Formally educated musicians frequently misunderstand blues harmony. This arrangement of “Chain of Fools” for school choirs by Greg Gilpin is a fascinating example. Gilpin carefully and lovingly attends to many nuances of the song, but his arrangement has absolutely no E naturals in it. He writes the guitar chord in the intro as a Cm7. In other words, he conveys all the aspects of Aretha’s recording except for the blues. My friend Chad puts it best:

https://twitter.com/chadtopaz/status/1400811365523148800

Gilpin is a well-trained, experienced professional! His web site is full of impressive credits. How could he just get that first chord so wrong? How could he misrepresent the basic harmonic structure of the rest of the song? I can think of two possibilities. One is that Gilpin heard the major/minor blending and thought, you know what, this is too hard for high school kids to sing, I’m going to simplify it for them. That would be an understandable choice, though a regrettable one. But I don’t believe that’s what happened. Gilpin’s arrangement is complex and challenging! The more likely scenario is that Gilpin didn’t even hear the E naturals. He had a preconceived idea that the song is in C minor, and so he thought he was just hearing a lot of out-of-tune E-flats.

Gilpin isn’t alone in mishearing “Chain of Fools.” This arrangement by Doug Adams omits all of the major/minor ambiguity too.
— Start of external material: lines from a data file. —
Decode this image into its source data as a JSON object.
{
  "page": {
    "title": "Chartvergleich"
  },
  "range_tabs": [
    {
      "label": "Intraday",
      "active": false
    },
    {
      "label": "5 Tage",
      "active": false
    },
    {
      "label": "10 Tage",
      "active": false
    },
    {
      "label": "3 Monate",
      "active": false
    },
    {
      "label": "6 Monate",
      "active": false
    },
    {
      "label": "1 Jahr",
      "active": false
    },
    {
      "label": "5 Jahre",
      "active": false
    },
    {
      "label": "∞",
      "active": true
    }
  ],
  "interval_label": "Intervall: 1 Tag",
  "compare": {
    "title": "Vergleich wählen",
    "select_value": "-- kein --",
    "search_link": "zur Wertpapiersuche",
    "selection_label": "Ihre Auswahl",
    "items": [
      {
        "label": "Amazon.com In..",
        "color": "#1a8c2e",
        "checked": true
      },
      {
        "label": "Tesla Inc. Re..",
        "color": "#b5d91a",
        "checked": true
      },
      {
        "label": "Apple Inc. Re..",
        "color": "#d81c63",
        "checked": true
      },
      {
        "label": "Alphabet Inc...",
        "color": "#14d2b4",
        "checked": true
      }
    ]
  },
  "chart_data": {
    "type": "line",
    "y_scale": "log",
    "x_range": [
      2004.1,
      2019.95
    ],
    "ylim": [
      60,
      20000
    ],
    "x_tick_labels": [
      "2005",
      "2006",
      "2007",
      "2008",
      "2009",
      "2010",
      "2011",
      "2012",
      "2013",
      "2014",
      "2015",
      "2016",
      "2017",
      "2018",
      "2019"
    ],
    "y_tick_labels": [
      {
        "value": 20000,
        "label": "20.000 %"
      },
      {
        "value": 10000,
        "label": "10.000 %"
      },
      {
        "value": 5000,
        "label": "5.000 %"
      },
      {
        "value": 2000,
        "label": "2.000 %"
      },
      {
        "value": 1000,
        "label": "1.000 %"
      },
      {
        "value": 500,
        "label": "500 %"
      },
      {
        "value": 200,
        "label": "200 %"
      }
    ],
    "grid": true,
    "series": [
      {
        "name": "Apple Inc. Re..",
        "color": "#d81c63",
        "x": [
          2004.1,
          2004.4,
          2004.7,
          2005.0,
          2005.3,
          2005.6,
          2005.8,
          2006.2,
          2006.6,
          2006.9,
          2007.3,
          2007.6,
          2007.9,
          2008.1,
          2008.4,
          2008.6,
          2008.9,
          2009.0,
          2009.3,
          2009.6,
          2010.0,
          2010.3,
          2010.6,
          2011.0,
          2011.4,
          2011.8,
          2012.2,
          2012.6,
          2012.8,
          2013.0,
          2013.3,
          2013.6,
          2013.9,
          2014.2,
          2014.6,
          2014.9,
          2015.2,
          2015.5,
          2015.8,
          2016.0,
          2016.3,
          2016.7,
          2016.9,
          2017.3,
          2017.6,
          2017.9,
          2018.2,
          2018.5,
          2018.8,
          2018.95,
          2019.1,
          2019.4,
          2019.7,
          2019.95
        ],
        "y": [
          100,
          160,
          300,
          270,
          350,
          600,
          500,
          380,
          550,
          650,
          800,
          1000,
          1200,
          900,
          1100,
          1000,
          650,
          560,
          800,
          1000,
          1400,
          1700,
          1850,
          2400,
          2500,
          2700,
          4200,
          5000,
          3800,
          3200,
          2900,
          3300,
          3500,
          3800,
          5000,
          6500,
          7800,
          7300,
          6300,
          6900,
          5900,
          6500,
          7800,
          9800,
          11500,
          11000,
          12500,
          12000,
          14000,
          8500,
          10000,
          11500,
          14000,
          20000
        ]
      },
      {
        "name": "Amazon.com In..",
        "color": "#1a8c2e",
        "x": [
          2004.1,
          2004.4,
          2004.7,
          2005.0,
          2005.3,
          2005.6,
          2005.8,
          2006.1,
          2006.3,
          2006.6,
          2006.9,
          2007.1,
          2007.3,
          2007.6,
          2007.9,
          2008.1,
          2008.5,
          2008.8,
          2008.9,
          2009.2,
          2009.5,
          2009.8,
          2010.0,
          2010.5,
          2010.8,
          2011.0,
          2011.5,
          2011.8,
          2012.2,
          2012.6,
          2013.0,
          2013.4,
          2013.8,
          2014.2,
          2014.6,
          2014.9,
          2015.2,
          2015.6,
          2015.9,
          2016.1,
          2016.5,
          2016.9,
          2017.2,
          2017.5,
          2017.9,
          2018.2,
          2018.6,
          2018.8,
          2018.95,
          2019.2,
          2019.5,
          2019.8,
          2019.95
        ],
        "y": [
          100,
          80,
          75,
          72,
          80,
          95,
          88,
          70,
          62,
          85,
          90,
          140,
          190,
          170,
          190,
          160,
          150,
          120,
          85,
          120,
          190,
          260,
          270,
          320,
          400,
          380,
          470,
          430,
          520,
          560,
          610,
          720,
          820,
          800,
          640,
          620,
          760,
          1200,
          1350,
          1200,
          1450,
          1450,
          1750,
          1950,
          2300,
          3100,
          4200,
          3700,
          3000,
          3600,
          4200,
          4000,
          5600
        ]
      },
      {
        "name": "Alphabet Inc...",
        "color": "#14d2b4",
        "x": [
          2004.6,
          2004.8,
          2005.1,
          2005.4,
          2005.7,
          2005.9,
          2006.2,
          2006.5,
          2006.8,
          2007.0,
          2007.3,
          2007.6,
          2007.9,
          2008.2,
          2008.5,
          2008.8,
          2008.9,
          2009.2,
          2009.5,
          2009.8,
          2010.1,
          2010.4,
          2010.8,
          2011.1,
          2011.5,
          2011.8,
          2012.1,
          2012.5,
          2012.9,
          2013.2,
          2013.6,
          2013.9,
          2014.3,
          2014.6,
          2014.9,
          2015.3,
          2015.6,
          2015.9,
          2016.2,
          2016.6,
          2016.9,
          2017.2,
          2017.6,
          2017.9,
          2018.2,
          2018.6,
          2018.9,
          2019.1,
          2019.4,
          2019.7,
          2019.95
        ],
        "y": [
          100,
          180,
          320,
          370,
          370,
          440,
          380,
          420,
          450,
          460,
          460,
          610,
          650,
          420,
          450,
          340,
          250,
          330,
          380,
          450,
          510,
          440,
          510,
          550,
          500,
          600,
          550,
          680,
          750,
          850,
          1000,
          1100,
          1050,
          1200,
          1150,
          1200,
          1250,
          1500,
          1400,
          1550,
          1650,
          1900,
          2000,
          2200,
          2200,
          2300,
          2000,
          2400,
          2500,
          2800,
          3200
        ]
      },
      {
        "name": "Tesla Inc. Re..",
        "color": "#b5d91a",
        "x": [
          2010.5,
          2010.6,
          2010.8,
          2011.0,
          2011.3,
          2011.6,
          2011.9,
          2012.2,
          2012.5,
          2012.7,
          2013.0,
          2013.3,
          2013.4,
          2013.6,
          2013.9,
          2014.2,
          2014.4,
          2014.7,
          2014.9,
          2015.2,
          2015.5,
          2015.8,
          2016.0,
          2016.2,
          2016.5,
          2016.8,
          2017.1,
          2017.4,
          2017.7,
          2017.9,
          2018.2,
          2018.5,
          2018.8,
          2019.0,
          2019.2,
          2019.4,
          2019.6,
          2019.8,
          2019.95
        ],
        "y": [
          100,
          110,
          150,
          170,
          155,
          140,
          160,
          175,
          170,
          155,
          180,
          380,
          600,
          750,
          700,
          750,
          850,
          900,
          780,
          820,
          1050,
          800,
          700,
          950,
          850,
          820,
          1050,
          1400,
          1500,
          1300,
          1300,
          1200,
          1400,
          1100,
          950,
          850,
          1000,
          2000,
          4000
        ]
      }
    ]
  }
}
This arrangement by Dallas Burke and Carl Major is yet another one that omits all the E naturals. Also, I don’t like that Burke and Major felt the need to insert a bunch of V-I cadences. They dress them up with 7#9 chords, but they are still putting Western functional harmony where it doesn’t belong. You can just hear Burke and Major saying, “Bluesy, bluesy, how do we make it bluesy. I know, V7#9 chords!” And they’re right, those are bluesy. But you know what’s even bluesier? Not having functional harmony at all, like in the actual song! What makes a person hear that and think, “I know better than the Muscle Shoals Swampers, I’m putting V-Is in there”? Is this Heinrich Schenker’s fault?
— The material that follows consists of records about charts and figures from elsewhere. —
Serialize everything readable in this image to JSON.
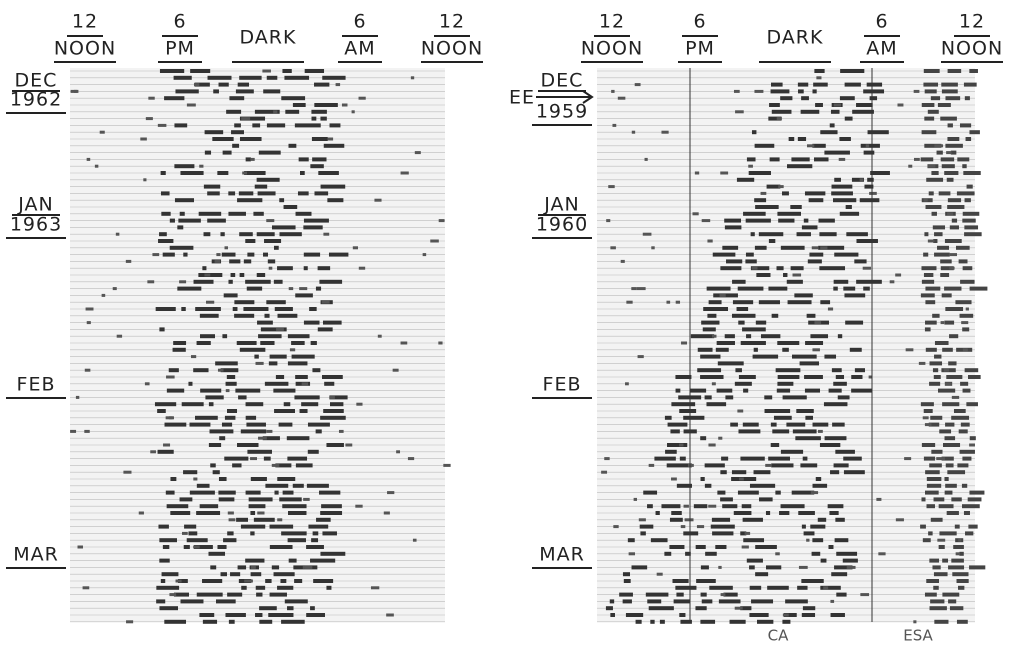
{
  "panels": [
    {
      "header": [
        {
          "lines": [
            "12",
            "NOON"
          ]
        },
        {
          "lines": [
            "6",
            "PM"
          ]
        },
        {
          "lines": [
            "DARK"
          ]
        },
        {
          "lines": [
            "6",
            "AM"
          ]
        },
        {
          "lines": [
            "12",
            "NOON"
          ]
        }
      ],
      "months": [
        {
          "lines": [
            "DEC",
            "1962"
          ]
        },
        {
          "lines": [
            "JAN",
            "1963"
          ]
        },
        {
          "lines": [
            "FEB"
          ]
        },
        {
          "lines": [
            "MAR"
          ]
        }
      ]
    },
    {
      "header": [
        {
          "lines": [
            "12",
            "NOON"
          ]
        },
        {
          "lines": [
            "6",
            "PM"
          ]
        },
        {
          "lines": [
            "DARK"
          ]
        },
        {
          "lines": [
            "6",
            "AM"
          ]
        },
        {
          "lines": [
            "12",
            "NOON"
          ]
        }
      ],
      "marker": "EE",
      "months": [
        {
          "lines": [
            "DEC",
            "1959"
          ]
        },
        {
          "lines": [
            "JAN",
            "1960"
          ]
        },
        {
          "lines": [
            "FEB"
          ]
        },
        {
          "lines": [
            "MAR"
          ]
        }
      ],
      "footer": [
        "CA",
        "ESA"
      ]
    }
  ]
}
It isn’t just arrangers who mishear the blues. Many musicologists get it wrong too. For example, Walter Everett argues that blues consists of minor pentatonic melodies lying atop functional diatonic harmony. Everett acknowledges that not all blues songs use structural dominant chords, though. So he proposes that even when the V7 is absent in blues, it is nevertheless implicit because “it is of structural value in the major system that is inhabited by that blues” ([18]). I am not convinced. Where are the implied structural dominants in “Chain of Fools”? In “Spoonful“? In “Boogie Chillen“? In any funk or rap or techno song for that matter?
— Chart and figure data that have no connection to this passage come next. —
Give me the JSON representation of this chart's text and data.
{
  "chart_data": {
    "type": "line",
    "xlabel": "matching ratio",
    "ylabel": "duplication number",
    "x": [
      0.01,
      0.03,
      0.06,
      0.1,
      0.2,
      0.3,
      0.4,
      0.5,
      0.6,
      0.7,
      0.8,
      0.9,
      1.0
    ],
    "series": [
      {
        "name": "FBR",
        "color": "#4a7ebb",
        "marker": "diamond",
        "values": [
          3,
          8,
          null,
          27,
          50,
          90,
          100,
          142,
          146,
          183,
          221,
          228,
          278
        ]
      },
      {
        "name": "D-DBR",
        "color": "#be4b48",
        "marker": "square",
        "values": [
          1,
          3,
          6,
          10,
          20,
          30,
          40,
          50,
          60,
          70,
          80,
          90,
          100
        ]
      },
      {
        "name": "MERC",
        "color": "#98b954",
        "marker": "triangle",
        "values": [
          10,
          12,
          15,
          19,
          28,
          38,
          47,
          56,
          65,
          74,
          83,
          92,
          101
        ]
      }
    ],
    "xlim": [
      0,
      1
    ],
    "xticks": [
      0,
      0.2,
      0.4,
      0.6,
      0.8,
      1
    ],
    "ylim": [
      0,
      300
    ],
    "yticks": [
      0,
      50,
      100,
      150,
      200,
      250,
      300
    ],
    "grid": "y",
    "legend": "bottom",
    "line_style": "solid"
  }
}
Music theory is important because it sets your expectations for what’s possible. I have been listening to blues and blues-based music my entire life, but I didn’t know to listen for neutral thirds until fairly recently. Once I learned that they were a thing, I started hearing them all over the place. To be clear, I had been hearing neutral thirds all along, but I had been misunderstanding them as minor or major thirds being bent sharp or flat. Now that I have this new conceptual category, I can hear the difference between an expressively bent minor third and an intentional neutral third as clear as day.

Standard music theory pedagogy hardly ever mentions the blues. Jazz theory tries to address it, but not usually in much depth. Meanwhile, the blues is a central pillar of the past hundred years of American music (and probably much more than that, but we don’t have recordings to go on.) I self-taught music theory for many years before I did the Western tonal theory sequence in grad school, and this omission was shocking to me. It’s emblematic of music theory’s white racial frame. The end result is that you get people like Greg Gilpin who are trying to be “inclusive” and “diverse”, but who end up doing inadvertent violence to the music. How many kids are playing “Chain of Fools” wrong in ensembles? University-level music theory teachers, you need to nip this nonsense in the bud. Teach the blues, teach it early, teach it in the required classes. Aretha Franklin deserves better.